Beberapa orang wali murid yang memberikan keterangan kepada Media ini, mengungkapkan bahwa pembayaran tersebut disebut telah berlangsung selama bertahun-tahun.


“Semenjak anak pertama saya sekolah di SMAN 1, pungutan ini sudah dilakukan. Sekarang anak saya sudah tamat dua tahun lalu, dan adiknya sekarang sudah kelas 2 di sekolah ini. Jadi diperkirakan sudah sekitar lima tahun,” ujarnya.

 

BACA BERITA SEBELUMNYA:

Rp110 Ribu per Bulan dan Rp1 Juta per Tahun, Dana Komite SMAN 1 Pantai Cermin Dipertanyakan: Antara Pungutan, Keterbukaan Informasi dan Pengawasan Ombudsman

 

Menurut mereka, persoalan penggunaan dana baru semakin terbuka setelah sejumlah orang tua mempertanyakannya dalam rapat Komite Sekolah.


Dalam rapat tersebut, pihak sekolah disebut menjelaskan bahwa dana digunakan untuk membeli mobil sekolah.


Namun, ketika wali murid mempertanyakan lebih jauh, mereka mengaku justru mendapat tekanan atau intervensi.


“Kami mempertanyakan kegunaan uang ini. Pihak sekolah mengatakan dana ini untuk membeli mobil sekolah.
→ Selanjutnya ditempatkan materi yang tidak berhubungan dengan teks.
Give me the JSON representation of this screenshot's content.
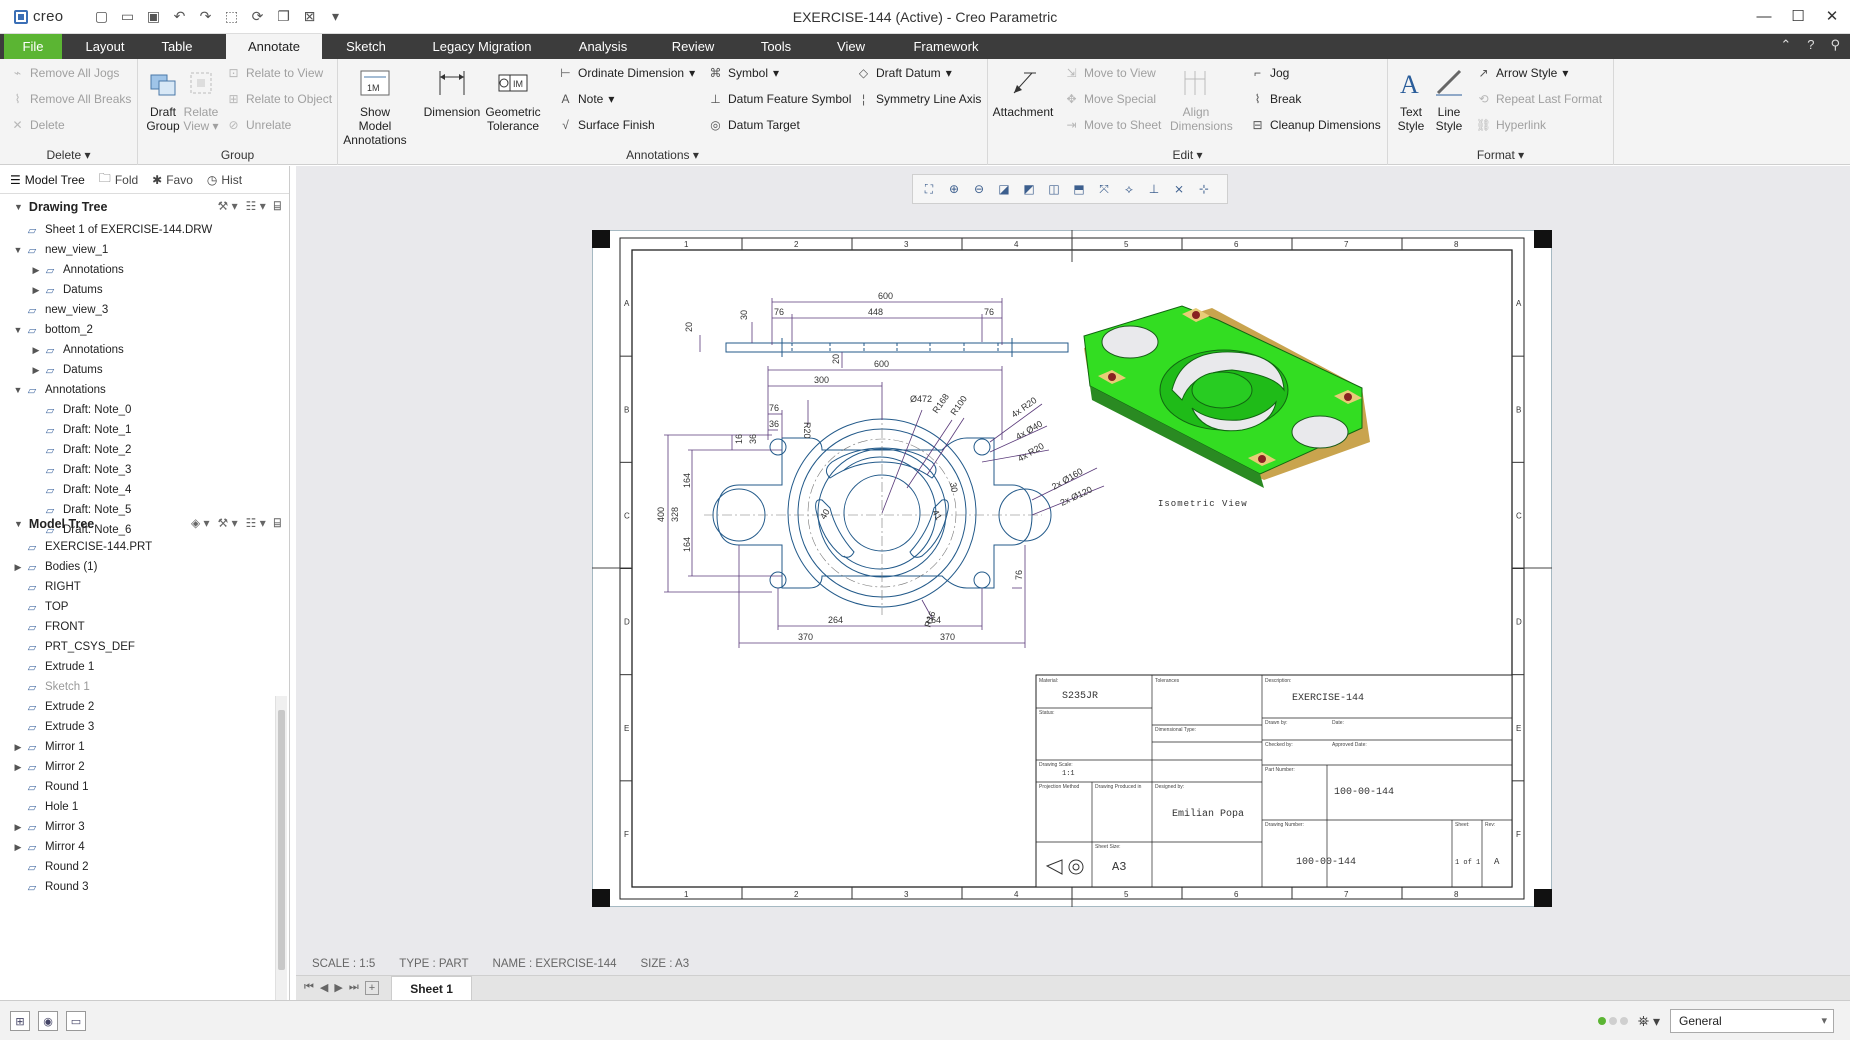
{
  "app": {
    "logo_text": "creo",
    "window_title": "EXERCISE-144 (Active) - Creo Parametric"
  },
  "quick_access": [
    "new-icon",
    "open-icon",
    "save-icon",
    "undo-icon",
    "redo-icon",
    "select-box-icon",
    "regenerate-icon",
    "windows-icon",
    "close-window-icon",
    "customize-icon"
  ],
  "tabs": [
    "File",
    "Layout",
    "Table",
    "Annotate",
    "Sketch",
    "Legacy Migration",
    "Analysis",
    "Review",
    "Tools",
    "View",
    "Framework"
  ],
  "active_tab": "Annotate",
  "ribbon": {
    "delete": {
      "label": "Delete",
      "items": [
        "Remove All Jogs",
        "Remove All Breaks",
        "Delete"
      ]
    },
    "group": {
      "label": "Group",
      "draft_group": "Draft Group",
      "relate_view": "Relate View",
      "items": [
        "Relate to View",
        "Relate to Object",
        "Unrelate"
      ]
    },
    "annotations": {
      "label": "Annotations",
      "show_model_annotations": "Show Model Annotations",
      "dimension": "Dimension",
      "geometric_tolerance": "Geometric Tolerance",
      "col1": [
        "Ordinate Dimension",
        "Note",
        "Surface Finish"
      ],
      "col2": [
        "Symbol",
        "Datum Feature Symbol",
        "Datum Target"
      ],
      "col3": [
        "Draft Datum",
        "Symmetry Line Axis"
      ]
    },
    "edit": {
      "label": "Edit",
      "attachment": "Attachment",
      "align_dimensions": "Align Dimensions",
      "col1": [
        "Move to View",
        "Move Special",
        "Move to Sheet"
      ],
      "col2": [
        "Jog",
        "Break",
        "Cleanup Dimensions"
      ]
    },
    "format": {
      "label": "Format",
      "text_style": "Text Style",
      "line_style": "Line Style",
      "items": [
        "Arrow Style",
        "Repeat Last Format",
        "Hyperlink"
      ]
    }
  },
  "nav_tabs": [
    "Model Tree",
    "Fold",
    "Favo",
    "Hist"
  ],
  "drawing_tree": {
    "title": "Drawing Tree",
    "rows": [
      {
        "label": "Sheet 1 of EXERCISE-144.DRW",
        "indent": 0,
        "exp": ""
      },
      {
        "label": "new_view_1",
        "indent": 0,
        "exp": "▼"
      },
      {
        "label": "Annotations",
        "indent": 1,
        "exp": "▶"
      },
      {
        "label": "Datums",
        "indent": 1,
        "exp": "▶"
      },
      {
        "label": "new_view_3",
        "indent": 0,
        "exp": ""
      },
      {
        "label": "bottom_2",
        "indent": 0,
        "exp": "▼"
      },
      {
        "label": "Annotations",
        "indent": 1,
        "exp": "▶"
      },
      {
        "label": "Datums",
        "indent": 1,
        "exp": "▶"
      },
      {
        "label": "Annotations",
        "indent": 0,
        "exp": "▼"
      },
      {
        "label": "Draft: Note_0",
        "indent": 1,
        "exp": ""
      },
      {
        "label": "Draft: Note_1",
        "indent": 1,
        "exp": ""
      },
      {
        "label": "Draft: Note_2",
        "indent": 1,
        "exp": ""
      },
      {
        "label": "Draft: Note_3",
        "indent": 1,
        "exp": ""
      },
      {
        "label": "Draft: Note_4",
        "indent": 1,
        "exp": ""
      },
      {
        "label": "Draft: Note_5",
        "indent": 1,
        "exp": ""
      },
      {
        "label": "Draft: Note_6",
        "indent": 1,
        "exp": ""
      }
    ]
  },
  "model_tree": {
    "title": "Model Tree",
    "rows": [
      {
        "label": "EXERCISE-144.PRT",
        "exp": ""
      },
      {
        "label": "Bodies (1)",
        "exp": "▶"
      },
      {
        "label": "RIGHT",
        "exp": ""
      },
      {
        "label": "TOP",
        "exp": ""
      },
      {
        "label": "FRONT",
        "exp": ""
      },
      {
        "label": "PRT_CSYS_DEF",
        "exp": ""
      },
      {
        "label": "Extrude 1",
        "exp": ""
      },
      {
        "label": "Sketch 1",
        "exp": "",
        "dim": true
      },
      {
        "label": "Extrude 2",
        "exp": ""
      },
      {
        "label": "Extrude 3",
        "exp": ""
      },
      {
        "label": "Mirror 1",
        "exp": "▶"
      },
      {
        "label": "Mirror 2",
        "exp": "▶"
      },
      {
        "label": "Round 1",
        "exp": ""
      },
      {
        "label": "Hole 1",
        "exp": ""
      },
      {
        "label": "Mirror 3",
        "exp": "▶"
      },
      {
        "label": "Mirror 4",
        "exp": "▶"
      },
      {
        "label": "Round 2",
        "exp": ""
      },
      {
        "label": "Round 3",
        "exp": ""
      }
    ]
  },
  "drawing": {
    "zones_top": [
      "1",
      "2",
      "3",
      "4",
      "5",
      "6",
      "7",
      "8"
    ],
    "zones_side": [
      "A",
      "B",
      "C",
      "D",
      "E",
      "F"
    ],
    "dims": {
      "top_600": "600",
      "top_448": "448",
      "top_76a": "76",
      "top_76b": "76",
      "top_20a": "20",
      "top_30": "30",
      "top_20b": "20",
      "w600": "600",
      "w300": "300",
      "w76": "76",
      "w36": "36",
      "h36": "36",
      "h16": "16",
      "h400": "400",
      "h328": "328",
      "h164a": "164",
      "h164b": "164",
      "r20": "R20",
      "d472": "Ø472",
      "r168": "R168",
      "r100": "R100",
      "d40": "40",
      "d41": "41",
      "d30": "30",
      "r16": "R16",
      "h76": "76",
      "b264a": "264",
      "b264b": "264",
      "b370a": "370",
      "b370b": "370",
      "c4r20": "4x R20",
      "c4d40": "4x Ø40",
      "c4r20b": "4x R20",
      "c2d160": "2x Ø160",
      "c2d120": "2x Ø120"
    },
    "iso_label": "Isometric View",
    "title_block": {
      "material": "S235JR",
      "title": "EXERCISE-144",
      "part_no": "100-00-144",
      "drawing_no": "100-00-144",
      "designer": "Emilian Popa",
      "size": "A3",
      "rev": "A",
      "scale": "1:1",
      "sheet": "1 of 1"
    }
  },
  "colors": {
    "part_green": "#33dd22",
    "face_tan": "#e8cc77",
    "hole_red": "#882222",
    "dim_purple": "#5a3a7a",
    "geom_blue": "#235a8a"
  },
  "status": {
    "scale": "SCALE : 1:5",
    "type": "TYPE : PART",
    "name": "NAME : EXERCISE-144",
    "size": "SIZE : A3"
  },
  "sheet_tab": "Sheet 1",
  "filter": "General"
}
Kami sempat diintervensi sewaktu mempertanyakan hal ini,” kata mereka.


Keterangan mengenai adanya intervensi tersebut masih merupakan klaim dari wali murid dan perlu dikonfirmasi kepada pihak sekolah maupun Komite Sekolah.


Namun, satu hal yang kini menjadi titik penting adalah keberadaan kendaraan yang disebut-sebut sebagai hasil penggunaan dana komite tersebut.


Kalau Mobil Dibeli, Harus Ada Jejak Administrasinya


Pembelian sebuah kendaraan bukan transaksi yang sulit ditelusuri.


Jika benar dana Komite Sekolah digunakan untuk membeli mobil, semestinya terdapat jejak administrasi yang dapat diperiksa.


Mulai dari keputusan atau persetujuan penggunaan dana, bukti pembayaran, kuitansi atau faktur pembelian, dokumen kendaraan, pencatatan aset, hingga laporan pertanggungjawaban.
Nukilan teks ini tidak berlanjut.